Wastewater treatment plants typically have one or more administration buildings that could benefit from the following energy-efficiency measures. These measures cost nothing or only a little, are easy to implement, and utilize proven technologies.
Turning things off
Turning things off seems simple, but remember that for every 1,000 kilowatt-hours (kWh) you save by turning things off, you’ll save $100 on your utility bill (assuming average electricity costs of 10 cents per kWh).
Computers and monitors. Computers and other electronic equipment can contribute up to 20 percent of overall energy consumption. You can gain significant energy savings by verifying that computer power-management settings are enabled on individual computers and monitors, forcing them to enter sleep mode after a specified period of inactivity. Effective power-management settings can cut a computer’s electricity use roughly in half, saving up to $75 annually per computer. Although most computers are now shipped with some sort of power management settings enabled, those settings can be disabled or made less effective, or they can be made more rigorous to maximize energy savings. For more information, the US Environmental Protection Agency (EPA) offers detailed instructions on Energy Star’s The Business Case for Power Management page.
Other office equipment and plug loads. Like computers, devices such as printers, fax machines, and coffeemakers often have energy-reduction settings that can yield substantial energy savings. Additionally, consider using smart power strips with occupancy sensors, which are an easy way to shut off often-forgotten energy users such as printers, monitors, desk lamps, and radios.
Lights. Lights should be turned off when not in use, but many people forget to take this step. When properly installed, occupancy sensors and timers can do this for you. A no-cost option is to simply train staff to turn off lights as part of their closing procedures (you can also help by posting a notice that identifies the locations of light switches).
Chilled-water drinking fountains. Water fountains generally don’t need to provide ice-cold water 24 hours a day unless it’s required for health reasons. In most cases, you can turn off the cooling systems in drinking fountains.
Vending machines. Refrigerated vending machines typically operate 24/7, using 2,500 to 4,400 kWh per year and adding to cooling loads in the spaces they occupy. Timers or occupancy sensors can yield significant savings because they allow the machines to turn on only when a customer is present or when the compressor must run to maintain the product at the desired temperature.

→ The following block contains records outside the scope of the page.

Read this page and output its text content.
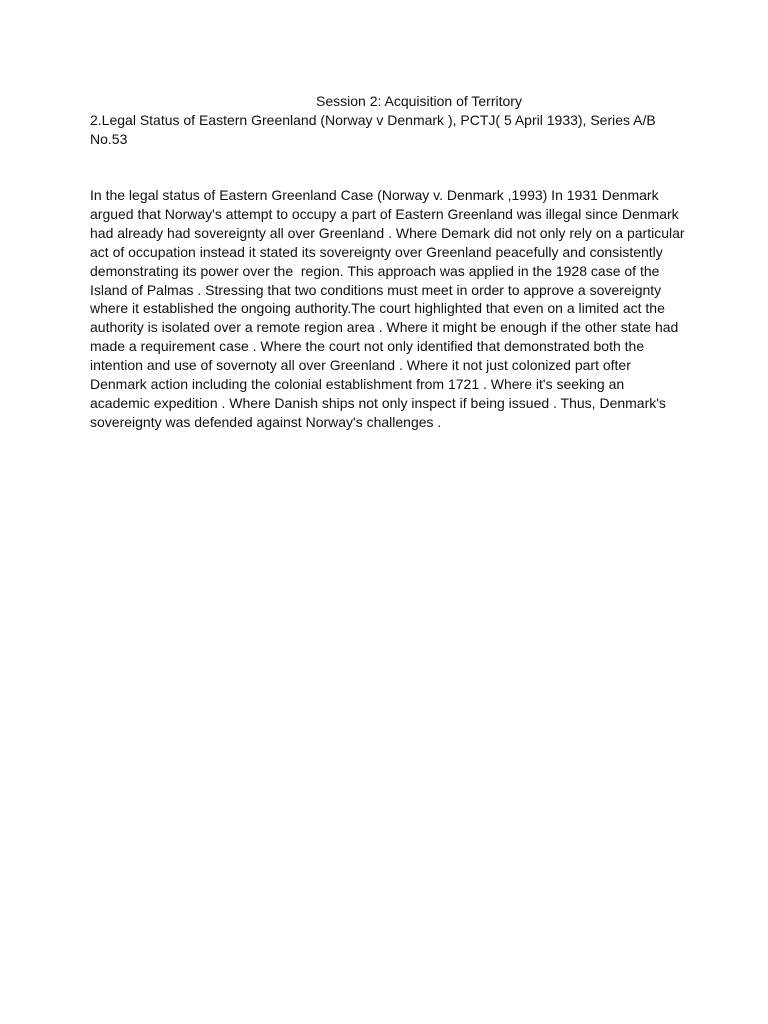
Session 2: Acquisition of Territory
2.Legal Status of Eastern Greenland (Norway v Denmark ), PCTJ( 5 April 1933), Series A/B
No.53
In the legal status of Eastern Greenland Case (Norway v. Denmark ,1993) In 1931 Denmark
argued that Norway's attempt to occupy a part of Eastern Greenland was illegal since Denmark
had already had sovereignty all over Greenland . Where Demark did not only rely on a particular
act of occupation instead it stated its sovereignty over Greenland peacefully and consistently
demonstrating its power over the  region. This approach was applied in the 1928 case of the
Island of Palmas . Stressing that two conditions must meet in order to approve a sovereignty
where it established the ongoing authority.The court highlighted that even on a limited act the
authority is isolated over a remote region area . Where it might be enough if the other state had
made a requirement case . Where the court not only identified that demonstrated both the
intention and use of sovernoty all over Greenland . Where it not just colonized part ofter
Denmark action including the colonial establishment from 1721 . Where it's seeking an
academic expedition . Where Danish ships not only inspect if being issued . Thus, Denmark's
sovereignty was defended against Norway's challenges .
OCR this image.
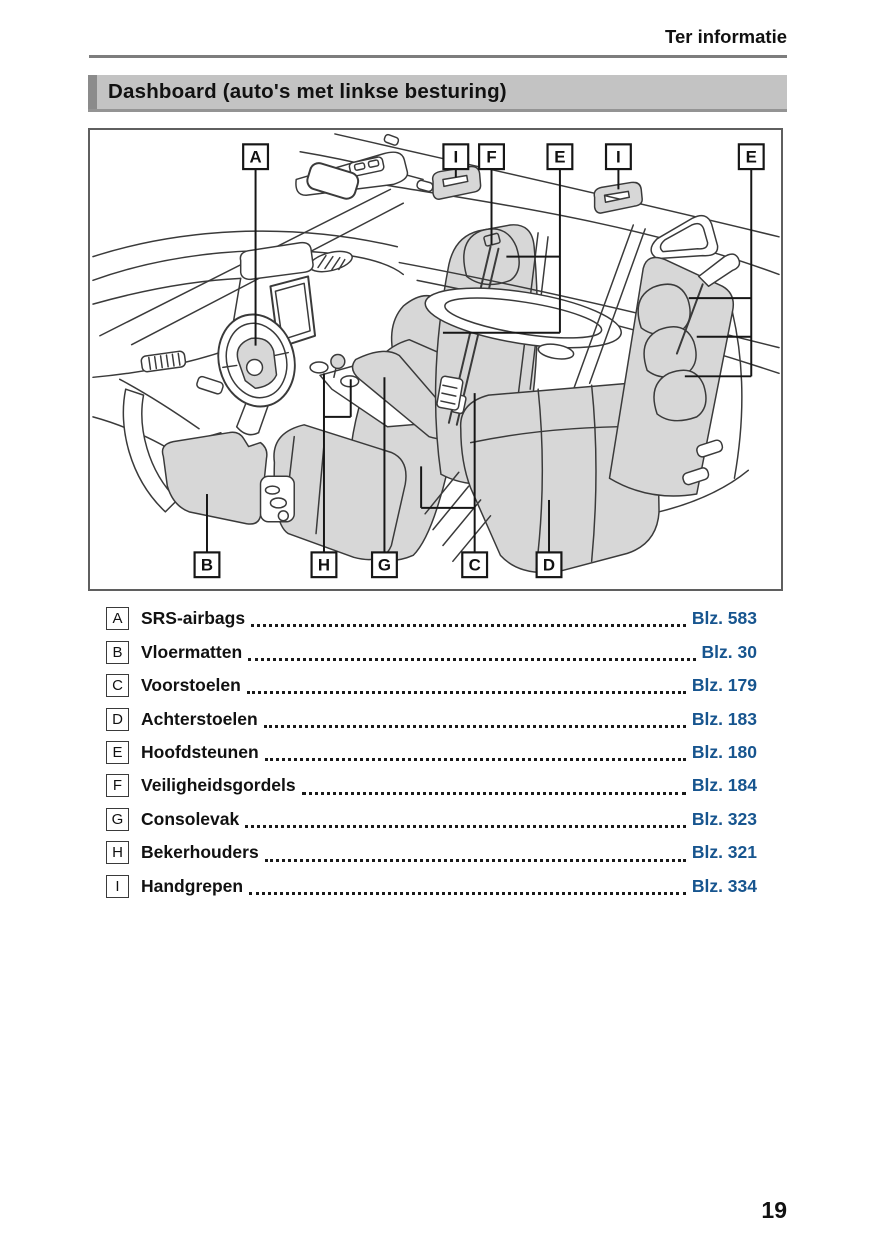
Ter informatie
Dashboard (auto's met linkse besturing)
A	I F	E	I	E
B	H	G	C	D
A	SRS-airbags	Blz. 583
B	Vloermatten	Blz. 30
C	Voorstoelen	Blz. 179
D	Achterstoelen	Blz. 183
E	Hoofdsteunen	Blz. 180
F	Veiligheidsgordels	Blz. 184
G	Consolevak	Blz. 323
H	Bekerhouders	Blz. 321
I	Handgrepen	Blz. 334
19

Walk-through audits. For facilities that don’t operate constantly, one method to identify energy-efficiency opportunities is a walk through the facility after hours. Much of the equipment that is left on overnight or over the weekend in an empty building is a good candidate for saving energy by switching it off. Consider recruiting volunteers from each shift as monitors.
Motors. Identify motors that are operating unnecessarily and shut them down. This could be as simple as ceiling fans running in unoccupied spaces or as complicated as cooling tower fans still running after target temperatures have been met.
Turning things down
Some equipment cannot be turned off entirely but can be turned down to save energy.

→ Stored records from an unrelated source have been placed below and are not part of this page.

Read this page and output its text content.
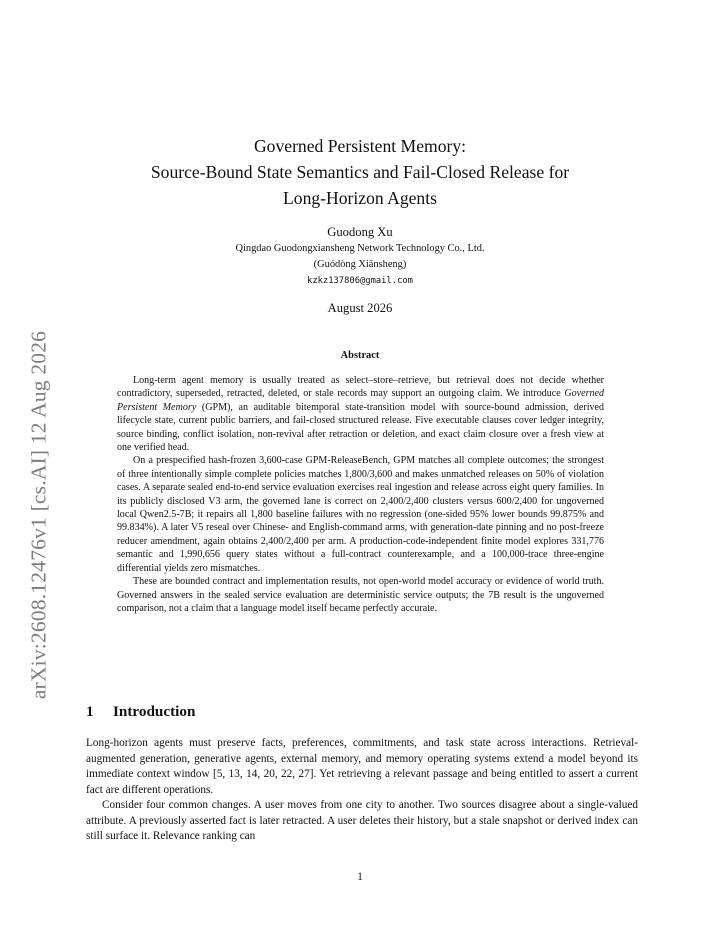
arXiv:2608.12476v1 [cs.AI] 12 Aug 2026
Governed Persistent Memory:
Source-Bound State Semantics and Fail-Closed Release for
Long-Horizon Agents
Guodong Xu
Qingdao Guodongxiansheng Network Technology Co., Ltd.
(Guódòng Xiānsheng)
kzkz137806@gmail.com
August 2026
Abstract

Long-term agent memory is usually treated as select–store–retrieve, but retrieval does not decide whether contradictory, superseded, retracted, deleted, or stale records may support an outgoing claim. We introduce Governed Persistent Memory (GPM), an auditable bitemporal state-transition model with source-bound admission, derived lifecycle state, current public barriers, and fail-closed structured release. Five executable clauses cover ledger integrity, source binding, conflict isolation, non-revival after retraction or deletion, and exact claim closure over a fresh view at one verified head.

On a prespecified hash-frozen 3,600-case GPM-ReleaseBench, GPM matches all complete outcomes; the strongest of three intentionally simple complete policies matches 1,800/3,600 and makes unmatched releases on 50% of violation cases. A separate sealed end-to-end service evaluation exercises real ingestion and release across eight query families. In its publicly disclosed V3 arm, the governed lane is correct on 2,400/2,400 clusters versus 600/2,400 for ungoverned local Qwen2.5-7B; it repairs all 1,800 baseline failures with no regression (one-sided 95% lower bounds 99.875% and 99.834%). A later V5 reseal over Chinese- and English-command arms, with generation-date pinning and no post-freeze reducer amendment, again obtains 2,400/2,400 per arm. A production-code-independent finite model explores 331,776 semantic and 1,990,656 query states without a full-contract counterexample, and a 100,000-trace three-engine differential yields zero mismatches.

These are bounded contract and implementation results, not open-world model accuracy or evidence of world truth. Governed answers in the sealed service evaluation are deterministic service outputs; the 7B result is the ungoverned comparison, not a claim that a language model itself became perfectly accurate.

1 Introduction

Long-horizon agents must preserve facts, preferences, commitments, and task state across interactions. Retrieval-augmented generation, generative agents, external memory, and memory operating systems extend a model beyond its immediate context window [5, 13, 14, 20, 22, 27]. Yet retrieving a relevant passage and being entitled to assert a current fact are different operations.

Consider four common changes. A user moves from one city to another. Two sources disagree about a single-valued attribute. A previously asserted fact is later retracted. A user deletes their history, but a stale snapshot or derived index can still surface it. Relevance ranking can

1
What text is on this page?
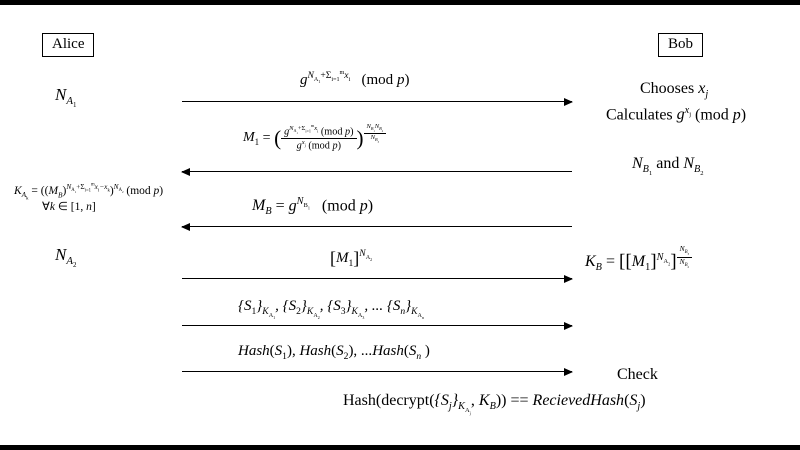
Alice	Bob
$N_{A_1}$
$K_{A_k} = ((M_B)^{N_{A_1}+\Sigma_{i=1}^mx_i-x_k})^{N_{A_2}}$ (mod p)
∀k ∈ [1, n]
$N_{A_2}$
Chooses $x_j$
Calculates $g^{x_j}$ (mod p)
$N_{B_1}$ and $N_{B_2}$
$K_B = [[M_1]^{N_{A_2}}]$ $^{\frac{N_{B_3}}{N_{B_2}}}$
Check
$Hash(decrypt(\{S_j\}_{K_{A_j}}$, $K_B$)) == $RecievedHash(S_j)$
$g^{N_{A_1}+\Sigma_{i=1}^mx_i}$   (mod p)
$M_1$ = ( $\frac{g^{N_{A_1}+\Sigma_{i=1}^mx_i} (mod p)}{g^{x_j} (mod p)}$ ) $^{\frac{N_{B_1}N_{B_2}}{N_{B_3}}}$
$M_B = g^{N_{B_1}}$   (mod p)
$[M_1]^{N_{A_2}}$
$\{S_1\}_{K_{A_1}}$, $\{S_2\}_{K_{A_2}}$, $\{S_3\}_{K_{A_3}}$, ... $\{S_n\}_{K_{A_n}}$
$Hash(S_1)$, $Hash(S_2)$, $...Hash(S_n$ )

HVAC temperature setbacks. During closed hours, turn down temperature settings during heating seasons and turn them up in cooling seasons. Programmable thermostats make temperature setbacks a reliable option.

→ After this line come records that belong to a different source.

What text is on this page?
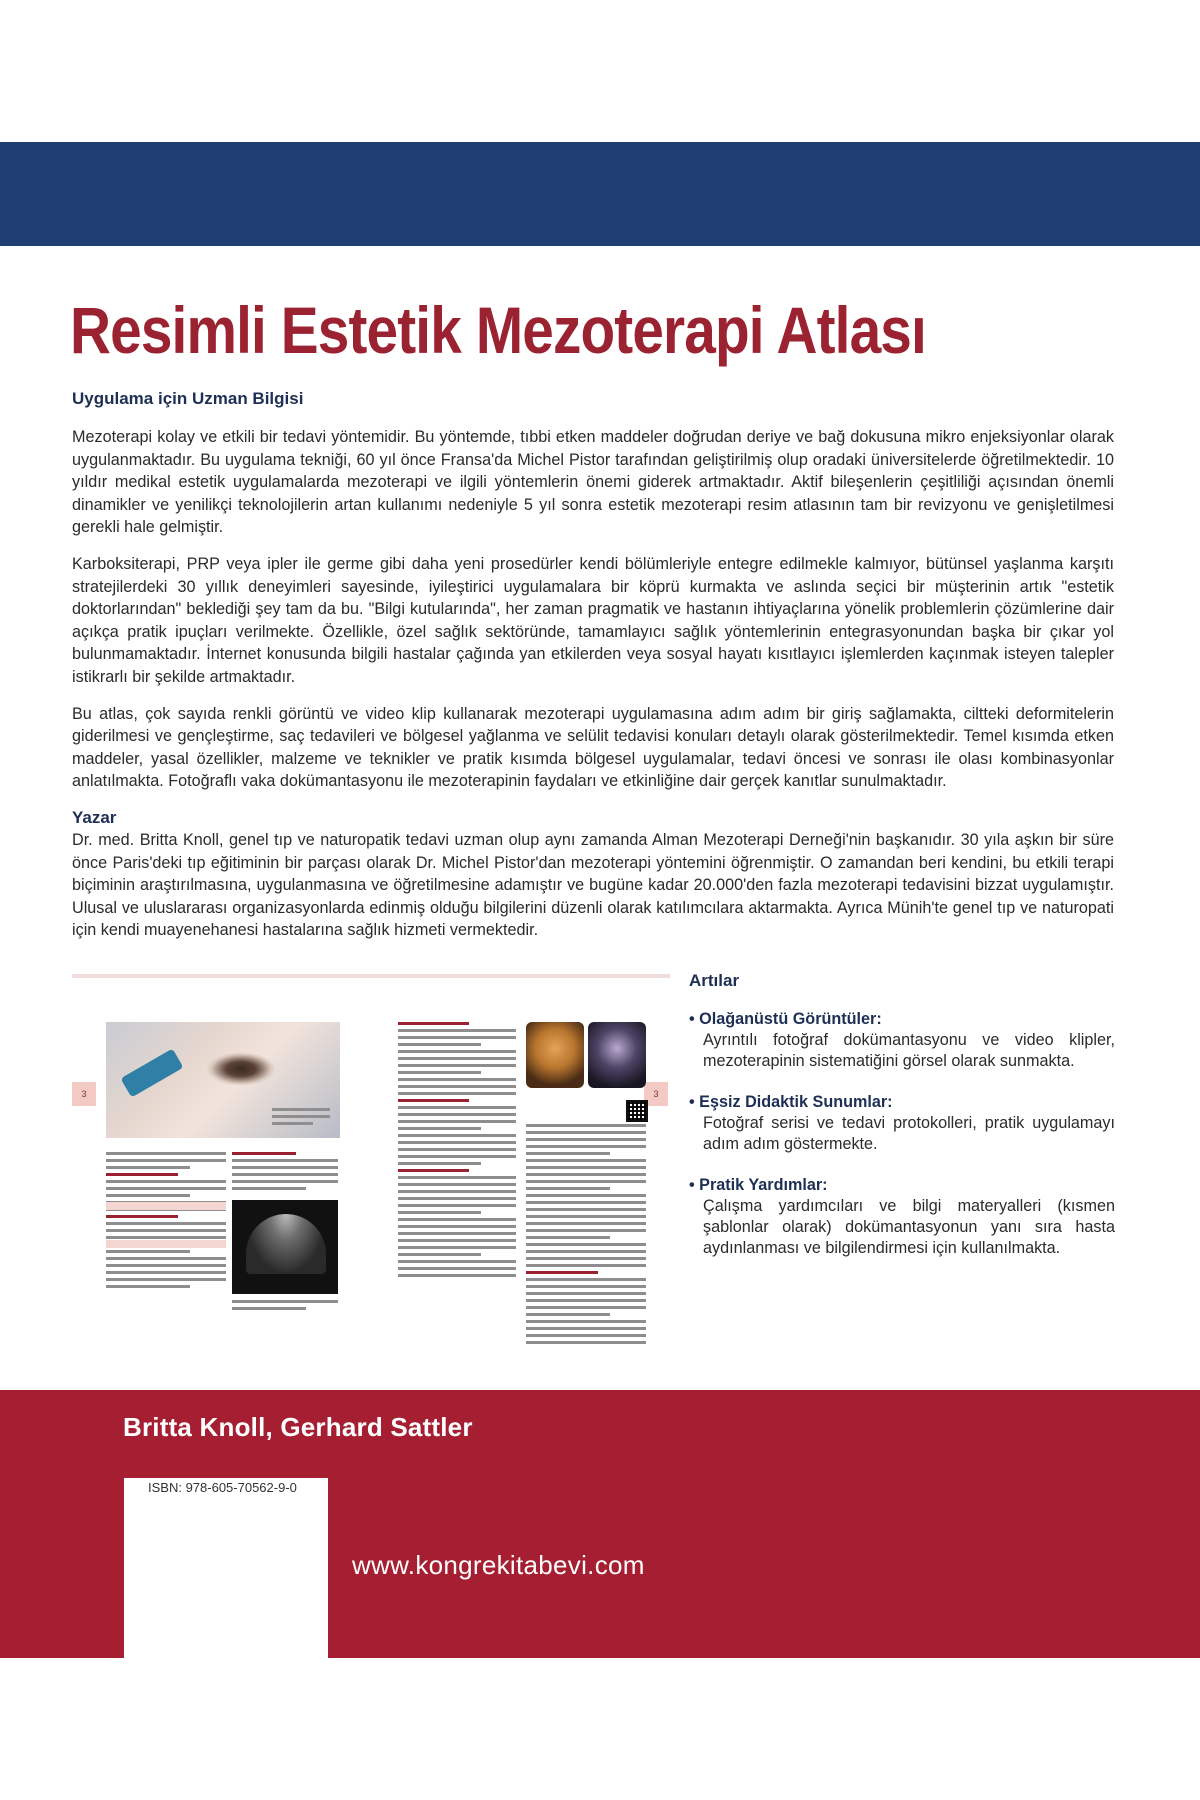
Resimli Estetik Mezoterapi Atlası
Uygulama için Uzman Bilgisi

Mezoterapi kolay ve etkili bir tedavi yöntemidir. Bu yöntemde, tıbbi etken maddeler doğrudan deriye ve bağ dokusuna mikro enjeksiyonlar olarak uygulanmaktadır. Bu uygulama tekniği, 60 yıl önce Fransa'da Michel Pistor tarafından geliştirilmiş olup oradaki üniversitelerde öğretilmektedir. 10 yıldır medikal estetik uygulamalarda mezoterapi ve ilgili yöntemlerin önemi giderek artmaktadır. Aktif bileşenlerin çeşitliliği açısından önemli dinamikler ve yenilikçi teknolojilerin artan kullanımı nedeniyle 5 yıl sonra estetik mezoterapi resim atlasının tam bir revizyonu ve genişletilmesi gerekli hale gelmiştir.

Karboksiterapi, PRP veya ipler ile germe gibi daha yeni prosedürler kendi bölümleriyle entegre edilmekle kalmıyor, bütünsel yaşlanma karşıtı stratejilerdeki 30 yıllık deneyimleri sayesinde, iyileştirici uygulamalara bir köprü kurmakta ve aslında seçici bir müşterinin artık "estetik doktorlarından" beklediği şey tam da bu. "Bilgi kutularında", her zaman pragmatik ve hastanın ihtiyaçlarına yönelik problemlerin çözümlerine dair açıkça pratik ipuçları verilmekte. Özellikle, özel sağlık sektöründe, tamamlayıcı sağlık yöntemlerinin entegrasyonundan başka bir çıkar yol bulunmamaktadır. İnternet konusunda bilgili hastalar çağında yan etkilerden veya sosyal hayatı kısıtlayıcı işlemlerden kaçınmak isteyen talepler istikrarlı bir şekilde artmaktadır.

Bu atlas, çok sayıda renkli görüntü ve video klip kullanarak mezoterapi uygulamasına adım adım bir giriş sağlamakta, ciltteki deformitelerin giderilmesi ve gençleştirme, saç tedavileri ve bölgesel yağlanma ve selülit tedavisi konuları detaylı olarak gösterilmektedir. Temel kısımda etken maddeler, yasal özellikler, malzeme ve teknikler ve pratik kısımda bölgesel uygulamalar, tedavi öncesi ve sonrası ile olası kombinasyonlar anlatılmakta. Fotoğraflı vaka dokümantasyonu ile mezoterapinin faydaları ve etkinliğine dair gerçek kanıtlar sunulmaktadır.

Yazar

Dr. med. Britta Knoll, genel tıp ve naturopatik tedavi uzman olup aynı zamanda Alman Mezoterapi Derneği'nin başkanıdır. 30 yıla aşkın bir süre önce Paris'deki tıp eğitiminin bir parçası olarak Dr. Michel Pistor'dan mezoterapi yöntemini öğrenmiştir. O zamandan beri kendini, bu etkili terapi biçiminin araştırılmasına, uygulanmasına ve öğretilmesine adamıştır ve bugüne kadar 20.000'den fazla mezoterapi tedavisini bizzat uygulamıştır. Ulusal ve uluslararası organizasyonlarda edinmiş olduğu bilgilerini düzenli olarak katılımcılara aktarmakta. Ayrıca Münih'te genel tıp ve naturopati için kendi muayenehanesi hastalarına sağlık hizmeti vermektedir.

3	3
Artılar
• Olağanüstü Görüntüler:
Ayrıntılı fotoğraf dokümantasyonu ve video klipler, mezoterapinin sistematiğini görsel olarak sunmakta.
• Eşsiz Didaktik Sunumlar:
Fotoğraf serisi ve tedavi protokolleri, pratik uygulamayı adım adım göstermekte.
• Pratik Yardımlar:
Çalışma yardımcıları ve bilgi materyalleri (kısmen şablonlar olarak) dokümantasyonun yanı sıra hasta aydınlanması ve bilgilendirmesi için kullanılmakta.
Britta Knoll, Gerhard Sattler
ISBN: 978-605-70562-9-0
www.kongrekitabevi.com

Peripheral and back rooms. Make sure that HVAC settings in rarely used offices and other peripheral rooms are at minimum settings.
Window shades and blinds. During warm weather, blinds can block direct sunlight and reduce cooling needs; in the winter, opening the blinds on south-facing windows will let in sunlight to help heat the space.
Optimizing operations and maintenance
Given all the moving mechanical parts in a wastewater treatment plant, it’s very important to remember that regularly scheduled operations and maintenance (O&M) can keep equipment running smoothly and delivering energy savings.
Check motors. Mechanical problems are the main cause of premature failures of electric motors. Routinely lubricating motors, checking for clean and adequate ventilation, and ensuring that motors aren’t suffering from a voltage imbalance will help them achieve their full-life potential while simultaneously minimizing their energy consumption.
Inspect fans, bearings, and belts. A thorough inspection of fan blades, bearings, and belts at least once a year can prevent failure and maintain efficiency. During the inspection, fan blades should be cleaned, bearings should be checked for adequate lubrication, and belts should be adjusted and changed if needed.
Conduct a recommissioning audit. Professionals who are trained in identifying wastewater treatment O&M and capital opportunities offer audits similar to the walk-through audit described above, but focused on identifying a broader set of opportunities (not just turning equipment off). The audit typically lasts up to a day, and ends with the delivery of a report detailing potential savings measures, plus estimated costs and benefits. The audit is often done in conjunction with benchmarking, which involves collecting facility energy use data, billing data, and facility comparison data. Recommissioning audits identify efficiency measures that will restore the overall plant performance to original design levels, but they do not delve into specifics about the performance of process systems.